I have the mini arcade cabs from these guys for Dig Dug and Mappy, they’re very high quality but one downside is pretty much all of the My Arcade units are using NES roms (not that the NES ports are bad per se).
Bubble Bobble is the NES game (I’m definitely getting the mini arcade cab for that), guessing Don Doko Don and Chack ‘N Pop are likely arcade? There was in interview in the last issue of Retro Gamer with the head of Micro Games and he said the reason they usually use NES roms is “arcade versions would raise the cost of the units” (he didn’t elaborate as to why, if licensing or costlier emulation, ect).
Here are my Dig Dug and Mappy My Arcade mini cabs and a couple of short videos I took a few months ago showing some gameplay. I really like the build on these, they’re very sturdy and look really nice on a shelf with gorgeous, bright recreations of the cabinet art. I also love that the power buttons are the “coin slots.” If it weren’t for using NES roms they’d be pretty much perfect. The packaging is also really nice:
I loved that era when bringing the arcade home was what we all wanted. It’s a big reason why @Yakumo’s Battle of the Ports is so much fun to watch and see all the shortcuts, changes, and compromises.
If you visit the likes of Dave & Busters these days, they do have a bunch of stuff you can’t play anywhere else. There are some reasonably high quality games there that will probably never find their way home, but yeah, it will probably never be like that again.
Right, those games aren’t on comparatively next gen hardware though. And they aren’t made by the likes of the best developers in the industry. They’re more the “b-team” of big time developers. Still talented, but not innovating in the same way that, say Donkey Kong, Virtual On, Street Fighter II or Virtua Racing did. Every year until the Dreamcast launched, arcade games blew our minds.
This is so true and the hardware was so relatively uncompromising for its time that we are still hunting and hoping for arcade-perfect ports to consoles decades later.
And the one console with genuine arcade hardware built in, the Neo Geo AVS, is literally the most sought-after system to collect for in the history of the industry. And the most expensive for its time too. And it will always remain that way. Nothing will be so clearly over powered like that compared to its peers in a console again.
Heck, the subsequent generation of systems still didn’t fully compare to what was possible on the NEO GEO with, perhaps.
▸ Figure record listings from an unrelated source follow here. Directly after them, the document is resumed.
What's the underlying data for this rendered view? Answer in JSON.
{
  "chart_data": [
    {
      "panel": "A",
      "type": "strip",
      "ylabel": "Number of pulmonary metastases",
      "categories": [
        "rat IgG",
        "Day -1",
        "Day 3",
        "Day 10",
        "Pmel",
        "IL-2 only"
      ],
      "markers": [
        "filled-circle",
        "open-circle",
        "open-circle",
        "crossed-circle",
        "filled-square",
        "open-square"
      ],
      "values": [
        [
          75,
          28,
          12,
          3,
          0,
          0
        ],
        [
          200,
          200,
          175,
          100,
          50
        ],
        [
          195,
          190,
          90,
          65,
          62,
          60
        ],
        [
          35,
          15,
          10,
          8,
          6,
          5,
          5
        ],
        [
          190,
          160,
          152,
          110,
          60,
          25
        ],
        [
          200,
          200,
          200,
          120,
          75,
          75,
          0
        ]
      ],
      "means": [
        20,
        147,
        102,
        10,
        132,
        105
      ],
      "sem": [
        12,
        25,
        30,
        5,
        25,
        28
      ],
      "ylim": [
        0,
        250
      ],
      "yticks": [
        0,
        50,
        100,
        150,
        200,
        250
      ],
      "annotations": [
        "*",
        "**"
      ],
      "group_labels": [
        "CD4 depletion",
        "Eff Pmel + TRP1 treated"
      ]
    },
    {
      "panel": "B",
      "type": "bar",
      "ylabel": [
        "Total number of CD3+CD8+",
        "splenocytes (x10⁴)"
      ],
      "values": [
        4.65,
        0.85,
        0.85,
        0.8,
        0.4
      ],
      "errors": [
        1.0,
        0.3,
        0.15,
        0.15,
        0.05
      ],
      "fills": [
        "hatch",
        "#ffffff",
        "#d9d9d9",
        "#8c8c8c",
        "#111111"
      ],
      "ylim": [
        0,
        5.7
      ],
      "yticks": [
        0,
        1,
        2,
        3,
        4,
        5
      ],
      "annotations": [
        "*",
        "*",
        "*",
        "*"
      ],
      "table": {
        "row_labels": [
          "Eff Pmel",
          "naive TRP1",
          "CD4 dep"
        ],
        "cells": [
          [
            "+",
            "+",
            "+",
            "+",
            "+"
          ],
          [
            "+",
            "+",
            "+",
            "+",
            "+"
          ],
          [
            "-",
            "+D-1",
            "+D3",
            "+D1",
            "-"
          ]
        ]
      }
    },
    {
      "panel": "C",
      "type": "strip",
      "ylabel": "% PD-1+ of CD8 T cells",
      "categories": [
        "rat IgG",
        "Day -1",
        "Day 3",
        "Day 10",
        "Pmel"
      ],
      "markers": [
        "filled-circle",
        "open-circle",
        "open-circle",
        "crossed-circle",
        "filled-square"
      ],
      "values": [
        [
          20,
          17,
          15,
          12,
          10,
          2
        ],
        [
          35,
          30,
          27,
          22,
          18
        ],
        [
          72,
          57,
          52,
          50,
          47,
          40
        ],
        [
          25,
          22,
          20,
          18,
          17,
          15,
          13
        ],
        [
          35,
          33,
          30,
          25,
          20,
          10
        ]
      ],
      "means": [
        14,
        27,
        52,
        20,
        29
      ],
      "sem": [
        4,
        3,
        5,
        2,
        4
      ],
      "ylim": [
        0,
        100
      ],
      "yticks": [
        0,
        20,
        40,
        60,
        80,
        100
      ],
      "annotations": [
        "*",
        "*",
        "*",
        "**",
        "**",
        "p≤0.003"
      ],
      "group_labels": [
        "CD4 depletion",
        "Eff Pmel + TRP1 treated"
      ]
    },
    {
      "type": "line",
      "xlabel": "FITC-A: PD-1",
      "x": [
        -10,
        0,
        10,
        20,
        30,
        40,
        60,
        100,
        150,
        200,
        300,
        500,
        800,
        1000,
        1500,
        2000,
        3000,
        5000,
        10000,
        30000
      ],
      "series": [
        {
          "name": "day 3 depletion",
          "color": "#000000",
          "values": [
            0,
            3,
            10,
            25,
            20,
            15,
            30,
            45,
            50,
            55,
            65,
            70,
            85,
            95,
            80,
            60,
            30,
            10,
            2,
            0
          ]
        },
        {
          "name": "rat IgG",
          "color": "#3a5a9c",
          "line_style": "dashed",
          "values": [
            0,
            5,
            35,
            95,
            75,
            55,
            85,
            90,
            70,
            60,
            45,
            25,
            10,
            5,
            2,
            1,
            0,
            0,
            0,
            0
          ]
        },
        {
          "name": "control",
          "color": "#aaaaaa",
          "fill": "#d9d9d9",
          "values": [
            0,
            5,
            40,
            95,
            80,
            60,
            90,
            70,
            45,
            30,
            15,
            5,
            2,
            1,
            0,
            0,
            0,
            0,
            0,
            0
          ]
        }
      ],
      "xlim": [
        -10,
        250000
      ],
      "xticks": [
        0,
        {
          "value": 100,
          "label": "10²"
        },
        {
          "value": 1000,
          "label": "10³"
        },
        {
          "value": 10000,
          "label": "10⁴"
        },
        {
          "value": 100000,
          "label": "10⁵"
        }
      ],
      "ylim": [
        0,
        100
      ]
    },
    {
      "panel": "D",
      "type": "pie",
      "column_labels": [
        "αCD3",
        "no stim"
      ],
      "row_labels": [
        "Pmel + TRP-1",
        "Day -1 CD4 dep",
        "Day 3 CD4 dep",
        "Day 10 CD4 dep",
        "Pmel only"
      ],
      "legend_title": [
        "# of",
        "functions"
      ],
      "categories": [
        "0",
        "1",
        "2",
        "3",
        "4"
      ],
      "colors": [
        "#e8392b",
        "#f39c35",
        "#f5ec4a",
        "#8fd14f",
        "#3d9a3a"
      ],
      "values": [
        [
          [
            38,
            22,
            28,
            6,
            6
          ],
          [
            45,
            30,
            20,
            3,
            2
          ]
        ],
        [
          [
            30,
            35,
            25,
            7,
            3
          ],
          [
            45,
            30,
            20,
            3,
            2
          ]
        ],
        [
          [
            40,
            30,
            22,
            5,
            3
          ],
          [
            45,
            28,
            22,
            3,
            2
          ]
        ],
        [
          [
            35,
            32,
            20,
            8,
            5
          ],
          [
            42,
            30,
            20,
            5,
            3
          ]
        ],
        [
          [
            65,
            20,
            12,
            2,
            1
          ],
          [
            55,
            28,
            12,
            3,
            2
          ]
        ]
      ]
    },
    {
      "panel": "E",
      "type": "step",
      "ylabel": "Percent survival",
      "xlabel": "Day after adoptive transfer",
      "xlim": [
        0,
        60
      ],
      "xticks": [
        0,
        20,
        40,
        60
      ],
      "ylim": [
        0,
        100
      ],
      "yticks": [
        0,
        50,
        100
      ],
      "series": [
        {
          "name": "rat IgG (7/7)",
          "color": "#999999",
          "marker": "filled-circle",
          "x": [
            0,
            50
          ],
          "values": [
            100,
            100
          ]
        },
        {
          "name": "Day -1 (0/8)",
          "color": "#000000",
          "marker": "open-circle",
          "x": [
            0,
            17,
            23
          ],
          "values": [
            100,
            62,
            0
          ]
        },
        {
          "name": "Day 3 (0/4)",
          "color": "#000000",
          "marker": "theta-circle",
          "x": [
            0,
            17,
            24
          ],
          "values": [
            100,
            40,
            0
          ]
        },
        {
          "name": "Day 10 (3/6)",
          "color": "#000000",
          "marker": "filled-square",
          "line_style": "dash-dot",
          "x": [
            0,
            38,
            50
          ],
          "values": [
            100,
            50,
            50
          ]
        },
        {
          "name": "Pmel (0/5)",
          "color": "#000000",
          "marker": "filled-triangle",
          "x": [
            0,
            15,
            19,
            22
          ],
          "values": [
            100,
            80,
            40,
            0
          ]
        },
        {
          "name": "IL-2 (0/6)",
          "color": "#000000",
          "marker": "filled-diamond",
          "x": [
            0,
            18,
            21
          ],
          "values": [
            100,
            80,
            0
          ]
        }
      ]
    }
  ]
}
The small exception of the Saturn with ram expansion. Not sure if that was as powerful, but the PS1 and N64 certainly weren’t in Neo Geo’s league.
Sega Saturn’s 2D capabilities were likely on par with the Neo or better, but unfortunately for all of us there was an industry shift to 3D that came on like gangbusters with the release of PlayStation and the arcade hardware of the time having some incredible 3D masterpieces like Daytona, Sega Rally, Virtua Fighter, and Ridge Racer. The games that really utilize the hardware of Saturn well in all its 2D glory are fantastic. It just looked “old” to people at the time.
Hell, pick up an issue of Next Generation magazine from that time. They were routinely savaging everything 2D (and I’m guessing Edge was too) because it was considered the past. They were games from a bygone era as far as that magazine was concerned, and that definitely bled over into the “influencers” of the time, gamers who were buying the latest and greatest on day one.
I was definitely an outlier at the time, as I recall many peers who were so enamored of 3D it was all they would play. It really was the beginning of the end for the arcades because you knew that what was appearing at home was now nearly on par with what they were building for arcades. Gaming lost its first-run movie theatre-like debuts and was moving quickly toward home games only.
Those monsters. I remember still digging 2D games even as a teenager. I always loved my 8 and 16 bit games, and when I was able to get my hand on 2D 32 bit games, I loved them. The few I remember most that I got when they were new were Yoshi’s Story, Marvel VS. Capcom, and Legend of Mana.
Oh, and all sorts of GBA games. I freaking loved that system.
I need to dig out my back issues of Next Gen. I think a lot of people have no idea how influential they and Edge were during that time. The Internet was a thing by then so we were definitely talking about games from very specific angles already in 1995 and Next Generation’s take was always important. rec.games.video.sega, sony and nintendo were vibrant places with lots of discussion. Many of those same people migrated to GAF… the OG GAF… myself included.
Magazines were the starting point for all of us back then so it shaped your opinion depending on what you read. Gamepro was more kid oriented and silly. EGM was somewhere in the middle. Diehard Game Fan blew me away with its love for the same kinds of games I adored at the time. And of course Next Generation was the hoity toity industry insidery mag based on Edge which was really hard to come by in the States in that era.